Konusu: Takao Kasuga, kitap okumayı seven sıradan bir ortaokul öğrencisidir. Özellikle yazar Baudelaire’nin Les Fleus du Mal isimli kitap onun için neredeyse kutsaldır. Sınıf arkadaşları ile pek iletişime geçemeyen Takao, Saeki Nanako’ya aşıktır ve Saeki sınıfın en güzel ve akıllı kızıdır. Sawa Nakamura da Takao’nun hemen arkasındaki sırada oturan sınıfın en asi ismidir. 

Takao ders çıkışında kitabını sınıfta unuttuğunu fark eder ve Baudelaire’s Les Fleus du Mal’ı eline aldığında bir çanta düşer ve bu çantada Saeki’nin yaz eşofmanları vardır. Takao, bu tesadüfe çok sevinir ve eşofmanlara dikkatlice bakarken bir ses duyar, o panikle eşyayı evine götürür. Tüm olaylar da bundan sonra başlar; Sawa, Takao’nun sapkın kabusu olacaktır. Saeki’nin saf aşkı Takao’yu bu acımasız kızdan kurtarabilecek midir? Yoksa esas acımasız kişi Saeki midir?

İzleme linki: http://www.turkanime.tv/anime/aku-no-hana

2. Da Yu Hai Tang

Da Yu Hai Tang

Da Yu Hai Tang, Japon yapımı dışında kalan animelere ön yargıyı yerle bir etmek için yaratılmış animelerden biri adeta. Xuan Liang ve Chun Zhang’in birlikte yönetttikleri anime filmin hikayesi ve senaryosu yönetmenlerden Xuan Liang’a ait. Anime; Çinli B&T ile Güney Koreli Studio Mir’in ortak yapımı. Studio Mir’in Avatar: The Last Airbender ve Avatar: The Legend of Korra anime dizilerindeki yapım şirketlerinden biri olduğunu da belirtmekte fayda var. Zaten animasyon dinamizminden dolayı bir benzerlik bulmak mümkün.

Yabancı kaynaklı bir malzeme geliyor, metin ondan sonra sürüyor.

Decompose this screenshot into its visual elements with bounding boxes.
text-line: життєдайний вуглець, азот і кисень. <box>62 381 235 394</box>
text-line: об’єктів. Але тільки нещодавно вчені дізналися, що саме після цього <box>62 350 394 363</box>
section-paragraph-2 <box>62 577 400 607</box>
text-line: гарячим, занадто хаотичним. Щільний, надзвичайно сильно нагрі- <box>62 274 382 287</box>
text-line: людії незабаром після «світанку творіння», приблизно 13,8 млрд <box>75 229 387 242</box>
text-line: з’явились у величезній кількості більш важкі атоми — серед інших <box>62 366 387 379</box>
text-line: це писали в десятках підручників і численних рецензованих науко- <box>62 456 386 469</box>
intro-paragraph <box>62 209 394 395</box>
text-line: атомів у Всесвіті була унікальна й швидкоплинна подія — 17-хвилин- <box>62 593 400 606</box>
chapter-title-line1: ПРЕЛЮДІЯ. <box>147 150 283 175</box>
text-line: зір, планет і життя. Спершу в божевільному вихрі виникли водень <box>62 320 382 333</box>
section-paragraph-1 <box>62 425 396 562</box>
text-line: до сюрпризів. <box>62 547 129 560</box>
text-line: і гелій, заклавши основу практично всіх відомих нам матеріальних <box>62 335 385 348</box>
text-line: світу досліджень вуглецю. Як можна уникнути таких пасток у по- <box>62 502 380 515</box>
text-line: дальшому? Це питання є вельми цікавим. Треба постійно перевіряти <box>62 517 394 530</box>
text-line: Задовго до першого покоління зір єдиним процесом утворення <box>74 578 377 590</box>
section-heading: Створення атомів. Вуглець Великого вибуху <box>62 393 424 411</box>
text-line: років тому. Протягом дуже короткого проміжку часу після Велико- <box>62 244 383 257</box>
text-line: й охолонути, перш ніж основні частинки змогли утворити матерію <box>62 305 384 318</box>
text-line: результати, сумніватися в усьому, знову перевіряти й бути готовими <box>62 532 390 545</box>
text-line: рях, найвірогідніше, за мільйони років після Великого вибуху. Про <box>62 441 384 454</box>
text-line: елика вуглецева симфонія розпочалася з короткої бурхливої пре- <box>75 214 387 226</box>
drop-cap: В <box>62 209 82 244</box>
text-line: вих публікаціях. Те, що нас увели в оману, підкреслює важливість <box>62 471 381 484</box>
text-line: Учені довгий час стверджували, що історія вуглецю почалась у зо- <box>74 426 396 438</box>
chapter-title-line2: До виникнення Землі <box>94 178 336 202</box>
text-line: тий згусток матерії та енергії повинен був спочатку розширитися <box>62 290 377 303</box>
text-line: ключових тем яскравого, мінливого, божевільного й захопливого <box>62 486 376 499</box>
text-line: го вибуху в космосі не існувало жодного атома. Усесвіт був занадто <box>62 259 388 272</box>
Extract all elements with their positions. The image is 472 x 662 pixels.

Konusu: Eski bir efsanevi dünyada, ölümlü alemin doğal düzenini denetleyen ruh benzeri varlıklar bulunmaktadır ve onlar “diğerleri” olarak anılmaktadır. Diğerleri olarak anılan varlıklardan biri de 16 yaşındaki Chun’dur. Ergenlik yaşına girdiğinde 7 gün boyunca diğerleriyle birlikte insan dünyasına gönderilecektir. İnsan dünyasını gördüğü ilk andan beri çok seven Chun, doğanın işleyişi hakkında bilgi sahibi olduktan sonra döneceği gün ilk gördüğü ve etkisinden çıkamadığı insanı bir kazaya sürükler ve o kişinin ölümüne neden olur. Ölümlü dünyadaki süresi dolup da ruhlar dünyasına geldiğinde Ruh Bekçisi ile tanışmak onun hayatını dönülemeyecek şekilde değiştirecektir.

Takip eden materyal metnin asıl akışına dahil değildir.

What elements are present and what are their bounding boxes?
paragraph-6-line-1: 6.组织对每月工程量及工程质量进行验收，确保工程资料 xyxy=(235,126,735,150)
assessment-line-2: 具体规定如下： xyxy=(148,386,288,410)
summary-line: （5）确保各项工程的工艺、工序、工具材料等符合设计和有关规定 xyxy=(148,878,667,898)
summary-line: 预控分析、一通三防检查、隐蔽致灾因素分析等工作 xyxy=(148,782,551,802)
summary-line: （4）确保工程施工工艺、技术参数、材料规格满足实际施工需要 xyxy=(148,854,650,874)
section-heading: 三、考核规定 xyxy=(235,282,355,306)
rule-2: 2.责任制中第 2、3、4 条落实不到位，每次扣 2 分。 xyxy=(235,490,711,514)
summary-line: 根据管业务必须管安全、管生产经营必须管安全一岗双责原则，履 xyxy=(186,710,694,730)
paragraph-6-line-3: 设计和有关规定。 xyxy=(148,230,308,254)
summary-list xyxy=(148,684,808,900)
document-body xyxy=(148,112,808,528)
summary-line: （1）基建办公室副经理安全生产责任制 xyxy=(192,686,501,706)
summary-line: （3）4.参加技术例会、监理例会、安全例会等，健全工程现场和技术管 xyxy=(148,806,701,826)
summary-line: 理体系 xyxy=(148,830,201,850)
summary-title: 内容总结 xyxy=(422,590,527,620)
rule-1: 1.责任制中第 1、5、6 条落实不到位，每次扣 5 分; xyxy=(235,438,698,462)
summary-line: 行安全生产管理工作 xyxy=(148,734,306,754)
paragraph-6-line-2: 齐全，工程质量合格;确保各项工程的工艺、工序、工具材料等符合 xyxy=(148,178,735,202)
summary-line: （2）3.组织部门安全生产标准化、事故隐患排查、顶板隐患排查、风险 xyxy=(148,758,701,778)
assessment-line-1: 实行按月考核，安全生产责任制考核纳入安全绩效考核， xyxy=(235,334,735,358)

İzleme linki: http://www.turkanime.tv/anime/da-yu-hai-tang

3. Kaiba

Kaiba

Kaiba, 2008 yılında Madhouse tarafından çıkarılmış sıra dışı animelerden biri. Her bölümde, daha önceki bölümden anlayamadığınız bir detayın ortaya çıktığı, hikayelerin içindeki hikayelerin, hikayenin aslı kadar ilgi çektiği enteresan bir bilimkurgu serüveni. 

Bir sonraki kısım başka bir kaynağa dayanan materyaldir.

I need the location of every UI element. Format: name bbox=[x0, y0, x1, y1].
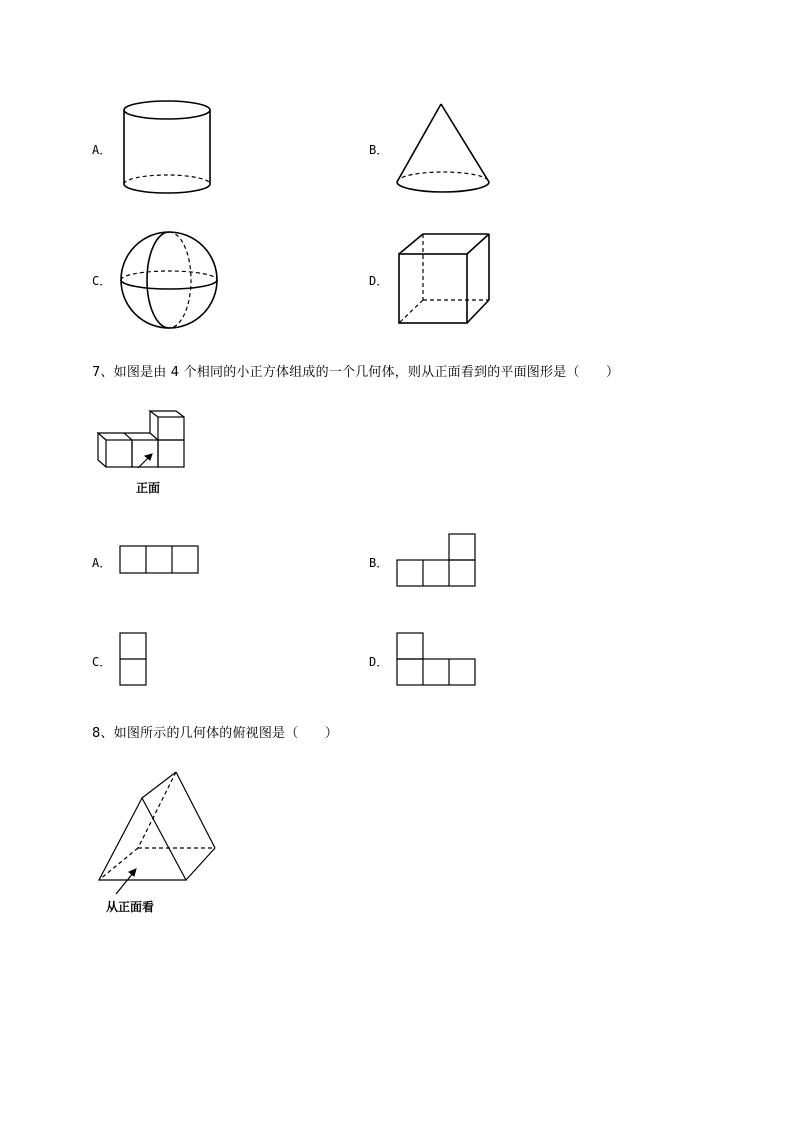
l-shape-left-icon bbox=[395, 631, 479, 689]
option-c-label: C． bbox=[92, 274, 112, 288]
option-b-label: B． bbox=[369, 143, 389, 157]
cylinder-icon bbox=[118, 98, 218, 198]
q7-option-d-label: D． bbox=[369, 655, 389, 669]
question-8-text: 8、如图所示的几何体的俯视图是（ ） bbox=[92, 726, 339, 741]
triangular-prism-figure bbox=[94, 768, 222, 890]
question-7-text: 7、如图是由 4 个相同的小正方体组成的一个几何体，则从正面看到的平面图形是（ ） bbox=[92, 365, 620, 380]
sphere-icon bbox=[117, 228, 221, 332]
q7-option-a-label: A． bbox=[92, 556, 112, 570]
option-d-label: D． bbox=[369, 274, 389, 288]
cube-stack-figure bbox=[94, 408, 194, 470]
q7-option-b-label: B． bbox=[369, 556, 389, 570]
cone-icon bbox=[392, 98, 496, 198]
option-a-label: A． bbox=[92, 143, 112, 157]
q7-option-c-label: C． bbox=[92, 655, 112, 669]
figure-caption-view-from-front: 从正面看 bbox=[106, 900, 155, 914]
figure-caption-front: 正面 bbox=[136, 481, 161, 495]
three-squares-row-icon bbox=[118, 544, 202, 576]
cube-icon bbox=[395, 230, 495, 330]
l-shape-right-icon bbox=[395, 532, 479, 590]
two-squares-column-icon bbox=[118, 631, 150, 689]
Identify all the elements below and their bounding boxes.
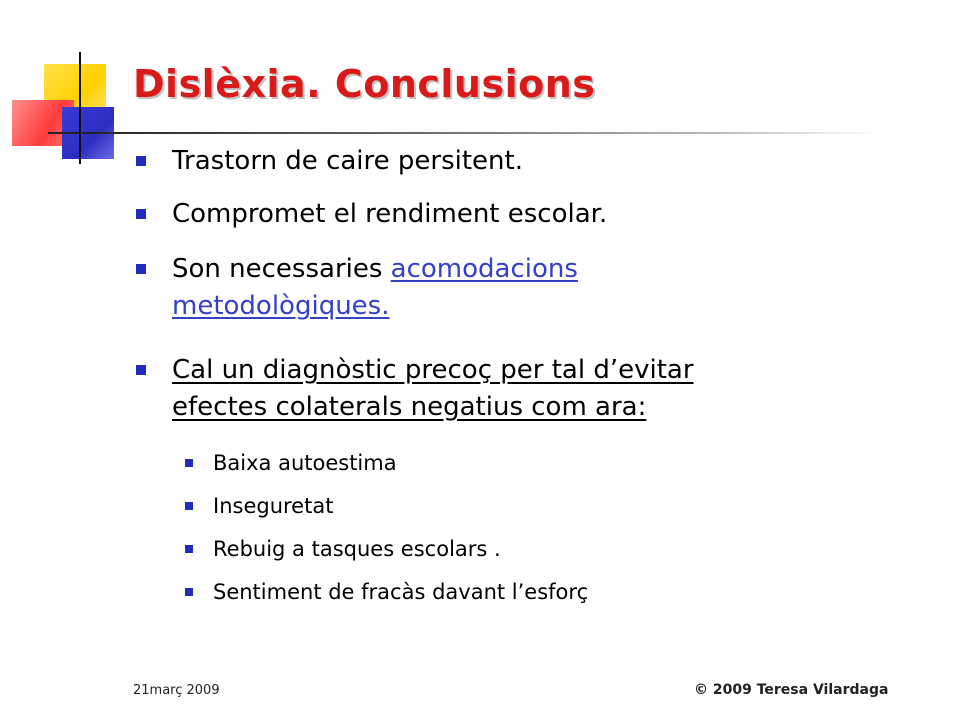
sub-bullet-marker [185, 502, 193, 510]
sub-bullet-text: Sentiment de fracàs davant l’esforç [213, 580, 589, 604]
sub-bullet-item [213, 578, 813, 606]
sub-bullet-text: Inseguretat [213, 494, 334, 518]
bullet-marker [136, 365, 146, 375]
sub-bullet-marker [185, 545, 193, 553]
sub-bullet-text: Rebuig a tasques escolars . [213, 537, 501, 561]
accommodations-link[interactable]: acomodacions [390, 254, 578, 284]
sub-bullet-marker [185, 588, 193, 596]
slide-title: Dislèxia. Conclusions [133, 62, 596, 106]
bullet-item [172, 143, 812, 180]
bullet-marker [136, 156, 146, 166]
title-rule [80, 132, 880, 134]
template-logo [0, 0, 140, 170]
bullet-text: Trastorn de caire persitent. [172, 146, 523, 176]
bullet-text: Son necessaries [172, 254, 391, 284]
sub-bullet-item [213, 492, 813, 520]
bullet-text-line: efectes colaterals negatius com ara: [172, 392, 647, 422]
sub-bullet-item [213, 535, 813, 563]
bullet-text-line: Cal un diagnòstic precoç per tal d’evitar [172, 355, 694, 385]
bullet-item [172, 352, 812, 426]
bullet-marker [136, 209, 146, 219]
bullet-marker [136, 264, 146, 274]
bullet-text: Compromet el rendiment escolar. [172, 199, 608, 229]
logo-vertical-line [79, 52, 81, 164]
footer-copyright: © 2009 Teresa Vilardaga [694, 682, 889, 698]
bullet-item [172, 196, 812, 233]
footer-date: 21març 2009 [133, 683, 220, 698]
sub-bullet-item [213, 449, 813, 477]
sub-bullet-marker [185, 459, 193, 467]
sub-bullet-text: Baixa autoestima [213, 451, 397, 475]
bullet-item [172, 251, 812, 325]
accommodations-link-continued[interactable]: metodològiques. [172, 291, 390, 321]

Kaiba’nın yönetmen koltuğunda The Tatami Galaxy, Ping Pong the Animation, Mindgame ve Devilman Cry Baby  serilerinin yönetmenliğini yapan Masaaki Yuasa oturuyor. 

Konusu: Artık anıları saklamak mümkündür; böylece vücudun yaşadığı ölüm gerçek bir ölüm olmaktan çıkmaktadır. Anılar veri bankalarında saklanırken, yeni bedenlere aktarılabilir. Kötü olan insan, bu teknolojinin de açığını bulup 'bellek ticareti' başlattığından anıları çalma ya da onları yasadışı yollarla değiştirmek mümkün hale gelmiştir.

Yine böyle bir günde Kaiba adındaki bir adam kırık dökük bir odada uyanır. Geçmişini anımsamayan bu adamın sahip olduğu tek şey; içerisinde kadın resmi olan bir kolyedir. Aniden saldırıya uğrayan Kaiba, çareyi uzaya kaçmakta bulur ve çeşitli gezegenlerde birçok kişi ile karşılaşarak hafızasını geri getirmeye çalışır. Peki kolyedeki Neiro denen kadın da kimdir? 

İzleme linki: http://www.turkanime.tv/anime/kaiba

4. Haibane Renmei

Haibane Renmei

Benzersiz konuları olan anime yapımları tercih edenlerden biriyseniz Abe Yoshitoshi adını daha önce duyduğunuza eminim. Abe, Haibane Renmei’nin orijiinal yaratıcısı olmasının dışında animedeki karakterleri tasarlamış, senaryoyu da yazmıştır. Abe’yi Haibane Renmei’den tanımayanlar Serial Experiments Lain: The Nightmare of Fabrication isimli one-shot yayınından ya da Madhouse yapımı Texhnolyze isimli TV animesinden (orijinal karakter tasarımcısı) tanıyabilirler.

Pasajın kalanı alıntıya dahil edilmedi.